Podemos, para os nossas intenções, considerar o estado emocional da paixão como: 

1) vontade;
2) pensamento;
3) percepção.

A vontade se exerce quando emocionalmente se deseja algo; 
O pensamento quando ela raciocina, duvida, compara, abstrai etc. Pensamento e vontade assim definidos são, por assim dizer, as "dimensões" ativas de um estado emocional.
A percepção seria, por outro lado, sua dimensão passiva. Isso fica mais claro quando enumeramos as formas gerais dessa percepção:

a) sensações dos corpos (formas, solidez, cores, sons etc.);
b) percepções das operações  (percepção de que está raciocinando, duvidando, querendo, imaginando, sentindo etc.);
c) sentimentos (amor, ódio, tristeza, alegria etc.)

Quando a voltamos nossas atenções para o auto-exame, refletimos, introspectamos, e fica pouco provável não perceber que está raciocinando, ou duvidando, ou querendo algo.

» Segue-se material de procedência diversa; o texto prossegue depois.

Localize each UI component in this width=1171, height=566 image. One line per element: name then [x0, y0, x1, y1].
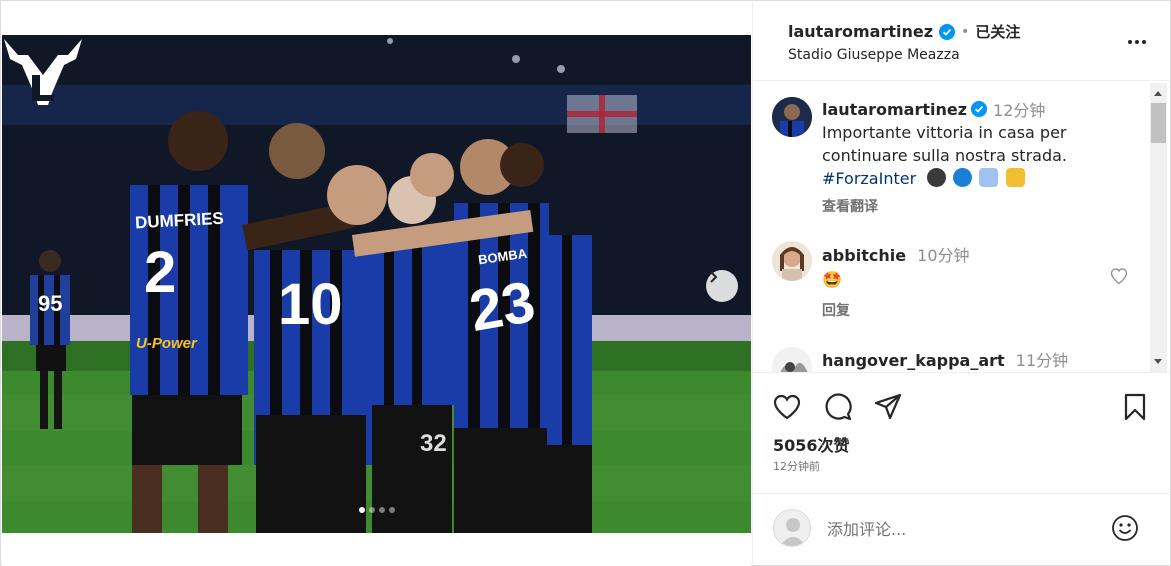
scrollbar-thumb[interactable]	[1151, 103, 1166, 143]
following-button[interactable]: 已关注	[975, 21, 1020, 42]
sponsor-upower: U-Power	[136, 335, 197, 352]
caption-line-1: Importante vittoria in casa per	[822, 123, 1067, 142]
carousel-dot	[358, 507, 365, 513]
comment-avatar[interactable]	[772, 241, 812, 281]
jersey-number-95: 95	[38, 291, 63, 316]
person-emoji-icon	[979, 168, 999, 187]
likes-count[interactable]: 5056次赞	[773, 432, 850, 456]
carousel-dot	[388, 507, 395, 513]
photo-illustration	[2, 35, 751, 533]
comment-bubble-icon[interactable]	[823, 392, 853, 422]
comment-time: 10分钟	[917, 246, 970, 265]
comments-scrollbar[interactable]	[1150, 83, 1167, 372]
post-media: DUMFRIES 2 10 BOMBA 23 95 32 U-Power	[2, 2, 751, 566]
share-paper-plane-icon[interactable]	[873, 392, 903, 422]
more-options-icon[interactable]	[1125, 30, 1149, 54]
comments-section[interactable]: lautaromartinez 12分钟 Importante vittoria…	[753, 82, 1171, 373]
scroll-up-arrow-icon[interactable]	[1154, 91, 1162, 96]
jersey-number-32: 32	[420, 430, 447, 457]
carousel-dot	[368, 507, 375, 513]
header-username[interactable]: lautaromartinez	[788, 22, 933, 41]
carousel-dots	[2, 507, 751, 513]
avatar-image	[772, 97, 812, 137]
header-separator: •	[961, 23, 970, 40]
post-photo[interactable]: DUMFRIES 2 10 BOMBA 23 95 32 U-Power	[2, 35, 751, 533]
comment-username[interactable]: hangover_kappa_art	[822, 351, 1005, 370]
scroll-down-arrow-icon[interactable]	[1154, 359, 1162, 364]
add-comment-bar	[753, 495, 1171, 566]
avatar-image	[772, 347, 812, 372]
post-dialog: DUMFRIES 2 10 BOMBA 23 95 32 U-Power lau…	[0, 0, 1171, 566]
hashtag-link[interactable]: #ForzaInter	[822, 169, 916, 188]
header-user-row: lautaromartinez • 已关注	[788, 21, 1020, 42]
flexed-biceps-emoji-icon	[1005, 168, 1025, 187]
post-location[interactable]: Stadio Giuseppe Meazza	[788, 47, 960, 63]
emoji-picker-icon[interactable]	[1110, 513, 1140, 543]
ml-logo-icon	[4, 39, 82, 105]
comment-text: 🤩	[822, 270, 842, 289]
comment-block: hangover_kappa_art 11分钟	[822, 347, 1122, 372]
blue-circle-emoji-icon	[953, 168, 973, 187]
caption-block: lautaromartinez 12分钟 Importante vittoria…	[822, 97, 1142, 216]
see-translation-link[interactable]: 查看翻译	[822, 196, 1142, 216]
comment-avatar[interactable]	[772, 347, 812, 372]
jersey-number-10: 10	[278, 272, 343, 337]
verified-badge-icon	[971, 101, 988, 117]
carousel-dot	[378, 507, 385, 513]
add-comment-input[interactable]	[827, 515, 1097, 543]
reply-link[interactable]: 回复	[822, 300, 1122, 320]
black-circle-emoji-icon	[927, 168, 947, 187]
jersey-number-23: 23	[464, 268, 540, 345]
avatar-image	[772, 241, 812, 281]
chevron-right-icon	[710, 271, 718, 283]
comment-block: abbitchie 10分钟 🤩 回复	[822, 242, 1122, 320]
save-bookmark-icon[interactable]	[1120, 392, 1150, 422]
current-user-avatar	[773, 509, 811, 547]
caption-avatar[interactable]	[772, 97, 812, 137]
next-photo-button[interactable]	[706, 270, 738, 302]
verified-badge-icon	[939, 23, 956, 40]
post-header: lautaromartinez • 已关注 Stadio Giuseppe Me…	[753, 2, 1171, 81]
default-avatar-icon	[774, 510, 810, 546]
comment-username[interactable]: abbitchie	[822, 246, 906, 265]
post-timestamp: 12分钟前	[773, 460, 820, 473]
jersey-number-2: 2	[144, 240, 177, 305]
comment-time: 11分钟	[1015, 351, 1069, 370]
caption-username[interactable]: lautaromartinez	[822, 100, 967, 119]
like-heart-icon[interactable]	[772, 392, 802, 422]
caption-time: 12分钟	[993, 101, 1046, 120]
caption-line-2: continuare sulla nostra strada.	[822, 146, 1067, 165]
post-sidebar: lautaromartinez • 已关注 Stadio Giuseppe Me…	[752, 2, 1171, 566]
heart-outline-icon[interactable]	[1109, 266, 1129, 286]
caption-hashtag-row: #ForzaInter	[822, 167, 1142, 190]
post-actions: 5056次赞 12分钟前	[753, 374, 1171, 494]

Chegamos, neste ponto a algo um pouco mais direto e esclarecedor pois efetivamente a "paixão" denota destas percepções ou seja ela é oriunda de sentimentos como o amor e o ódio, a alegria e a tristeza, a admiração e o desejo então veja que nem sempre a paixão é algo tão benéfico assim, recorde-se que quando se ouve  sobre a paixão de Cristo, sempre se associa a um grande sofrimento. Percebeu? Então atente-se!.

Voltando à análise do conceito restrito de paixão, enfatizemos que ele preserva o elemento essencial da noção abrangente: a passividade. Amor, ódio, alegria, tristeza e demais paixões são algo que "se apodera" de nós de forma involuntária e muitas vezes angustiante. 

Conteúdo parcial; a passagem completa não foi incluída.